L'update 1.3 uscito l'altroieri è infatti solo un primo assaggio di quello che i player vedranno nel corso dell'anno. Entro il 2012 c'è da aspettarsi almeno altri due major updates che, come anticipato, aumenteranno il level cap tramite l'introduzione di un nuovo pianeta e il prosieguo di quello che sicuramente è il maggior punto di forza del gioco, ovvero la storyline. Al di là dell'aggiunta di novità per i contenuti già esistenti (flashpoint, operation, companion, space combat, warzone), abbiamo chiesto a Daniel di dirci qualcosa di più in termini di futuro, ed egli si è dimsotrato più che possibilista in particolare sull'introduzione delle dual spec e di warzone allargati a team più numerosi, mentre per nuove opzioni per le player ship, il crafting e l'open pvp è rimasto decisamente più sul vago, dicendoci semplicemente che qualcosa in mente ce l'hanno, ma non ha voluto essere più specifico.

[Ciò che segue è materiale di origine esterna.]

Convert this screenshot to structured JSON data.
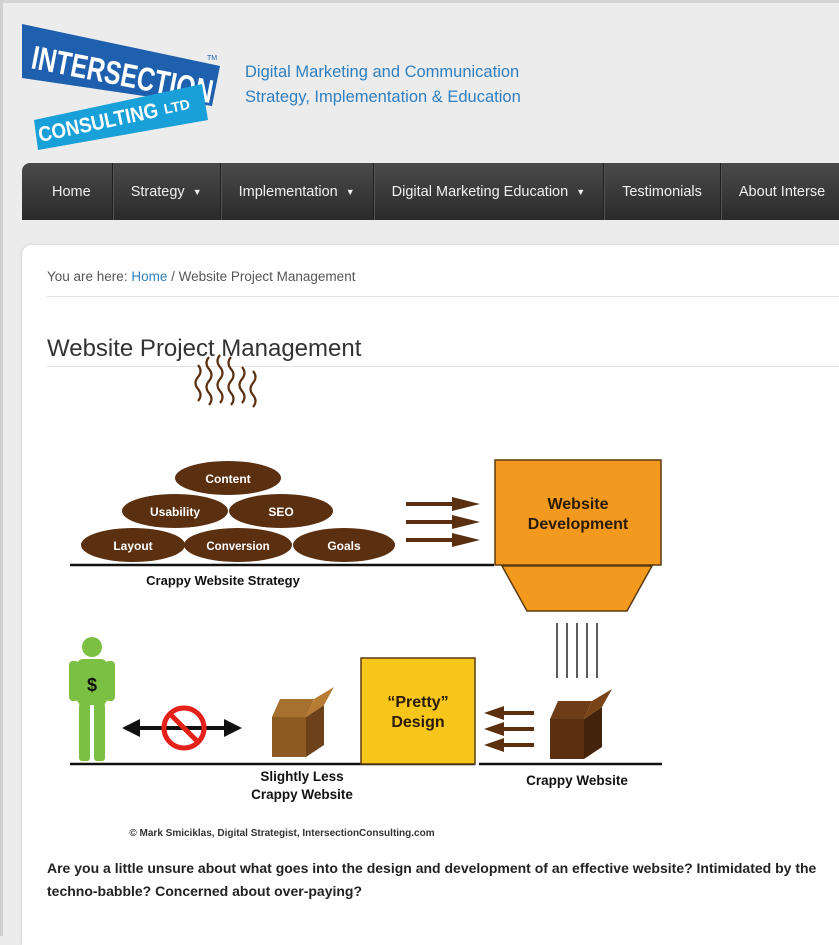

Nessuna grossa sorpresa, dunque. Almeno finché non ci siamo spostati sull'altro titolo massivo di casa EA, SimCity. Proprio così: si tratta di un titolo in tutto e per tutto persistente che baserà la sua essenza sull'interazione multigiocatore, e qui vi annuncio che proprio per tale motivo è un titolo che MMORPGITALIA comincerà a seguire con estrema attenzione. I giocatori non solo potranno costruire le loro città, come sempre con l'assoluta libertà, ma potranno, o per meglio dire dovranno, farlo tenendo conto degli agglomerati urbani prossimi al proprio. Il sistema di gioco si basa infatti su macroregioni comprensive di più città che saranno chiamate a interagire tra loro per portare a compimento grandi opere come porti, aereoporti, parchi di divertimento, stadi e quant'altro verrà messo a disposizione da Maxis.

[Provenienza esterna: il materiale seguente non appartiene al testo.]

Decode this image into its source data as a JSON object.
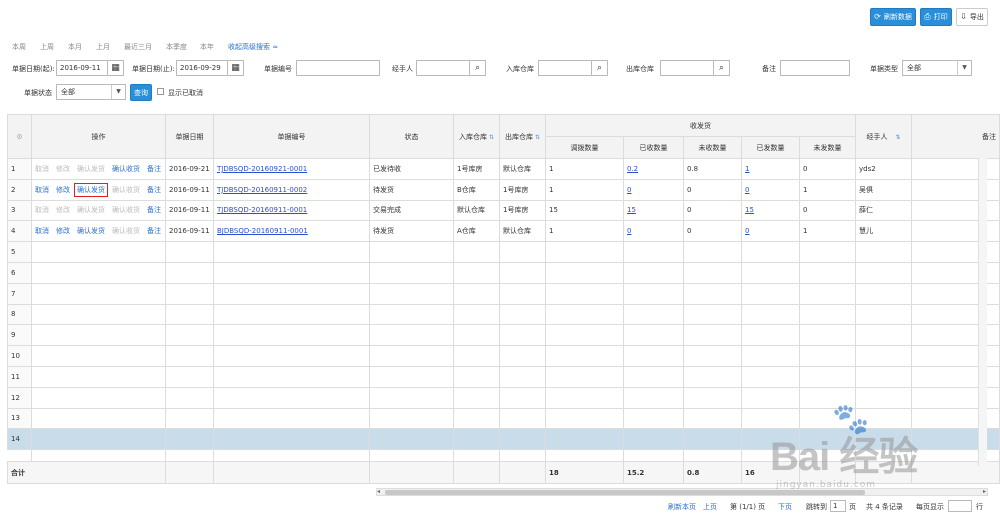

La cooperazione sarà dunque l'elemento centrale per i giocatori di una regione, mentre la competizione sarà quello che legherà diverse regioni. Il tutto all'interno della fedeltà simulativa del Glassbox Engine che terrà conto di ogni aspetto della città, dal singolo cittadino sino alle megacorporazioni: sarà infatti possibile specializzare la propria città in vari ambiti, dal finanziario, commerciale, industriale o turistico potendo arrivare a creare "megaditte" che potranno essere conosciute globalmente: catene di alberghi, di centri commericiali, di industrie e via dicendo. Ciò che ci ha lasciato più impressionanti è dunque l'assoluta qualità della micro e macrosimulazione: vedere una banda di furfanti prendere l'autostrada per andare a rapinare la ricca città limitrofa è stato esaltante, con tanto di minisparatoria e relativo trasporto a sirene spiegate sino all'ospedale più vicino. In breve pare proprio che sia dal punto di vista tecnico sia da quello ludico questo prodotto non debba assolutamente temere rivali. Innovativo.